How could I? It’s magic, like Grandpa said. Maybe the storybooks were
all
true.

And in the stories, there was only one way to go: forward.

Follow the yellow brick road.

Stepping with ginger care over the black soil, shuddering as the ice crystals on her skin melted into a cold glistening sheen, she stepped up to the door, which was coarse and jagged with a garish mauve patina. She reached out once, jerked back in hesitation, then took a deep breath and, holding Daddy’s face in her mind, pushed her way inside.

The door squealed, and Billy’s heart leapt, thundering into her throat when a rattling impact exploded at her feet. She plastered herself against the wall, gasping.

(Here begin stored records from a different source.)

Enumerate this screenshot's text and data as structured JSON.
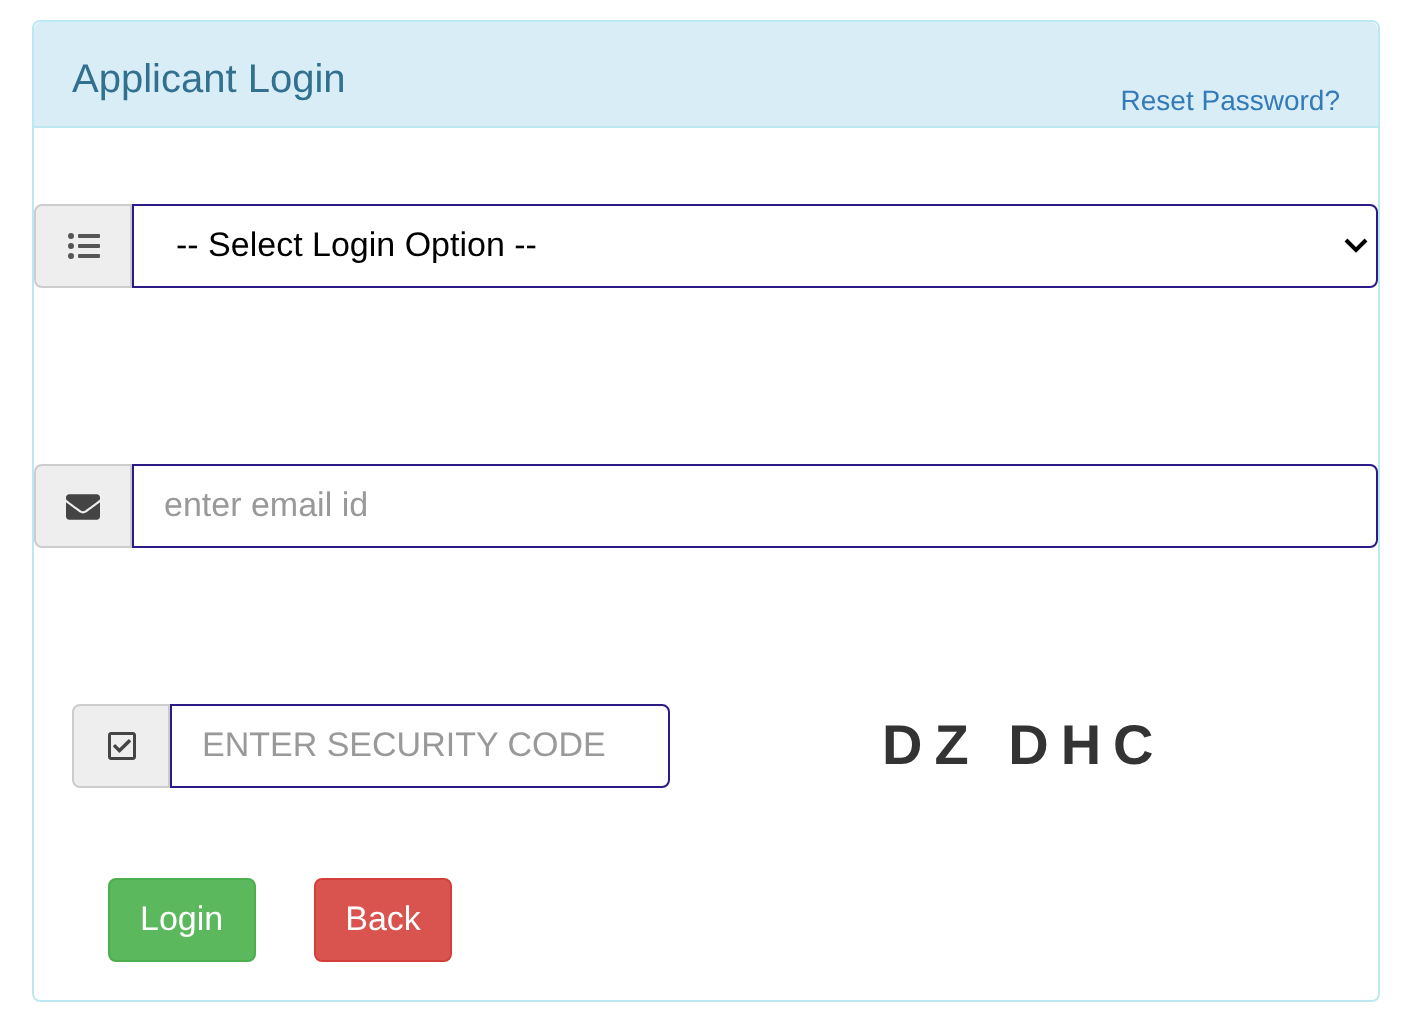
{
  "panel": {
    "title": "Applicant Login",
    "reset_link": "Reset Password?"
  },
  "login_option": {
    "value": "-- Select Login Option --"
  },
  "email": {
    "placeholder": "enter email id"
  },
  "security_code": {
    "placeholder": "ENTER SECURITY CODE"
  },
  "captcha": "DZ DHC",
  "buttons": [
    {
      "label": "Login",
      "kind": "success"
    },
    {
      "label": "Back",
      "kind": "danger"
    }
  ]
}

A lump of dented metal lay before her, the bell that had hung over the door. Massaging her chest, she stepped into a thick mist of dust, waving her arms before her to part the great chunky motes.

There were tables and chairs of all kinds, the upholstery rotted and lank on the bare frames. Out back was a counter with a covered display case, empty, but with enough room for a large selection of foodstuffs. Scattered around the edge were tall boxes, each with a tray set upon it dotted with dark, lumpy dust. The entire space was empty and silent, a tomb.

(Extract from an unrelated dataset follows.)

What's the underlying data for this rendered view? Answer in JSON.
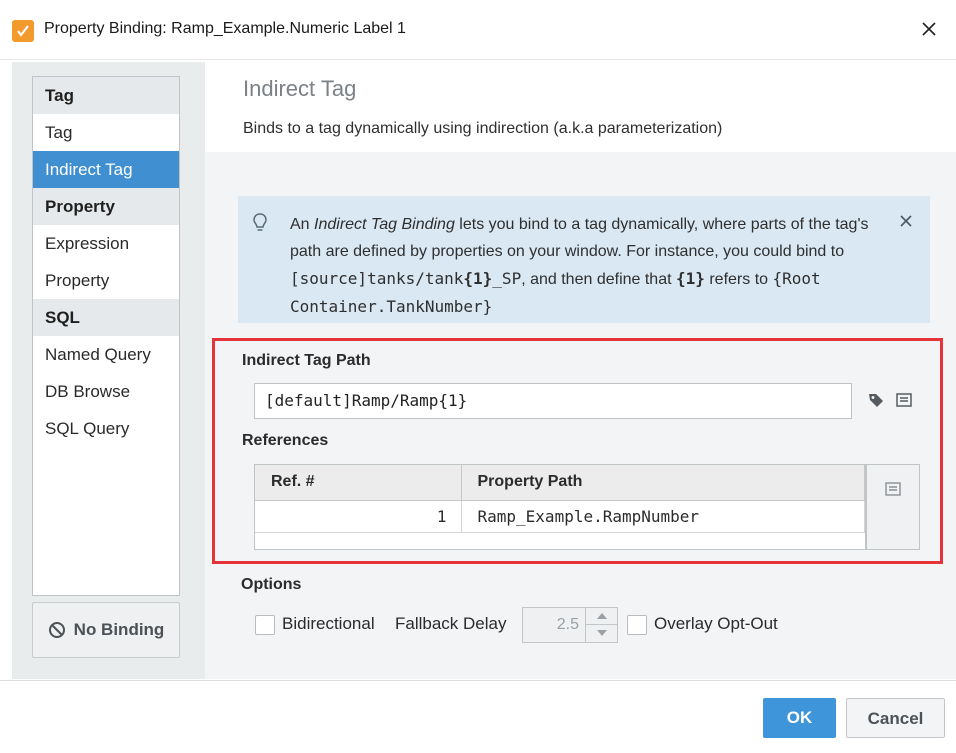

She approached the closest tray and picked up one of the strange lumps, holding it up to the lesser murk shining in through the door. It was soft, some kind of plant matter, maybe leaves. She frowned.

Then, from behind her, a rough yet lilting voice, “Tea.”

She whirled with a gasp and the tray clattered to the floor. The pigeon took flight in a fit of wing beats, and for what seemed an age, all she could do was stare, unseeing, and hold up her hands in defence. “Please,
don’t
!” she screamed. Then she fell, tripping over the tray’s spilled contents, and went sprawling.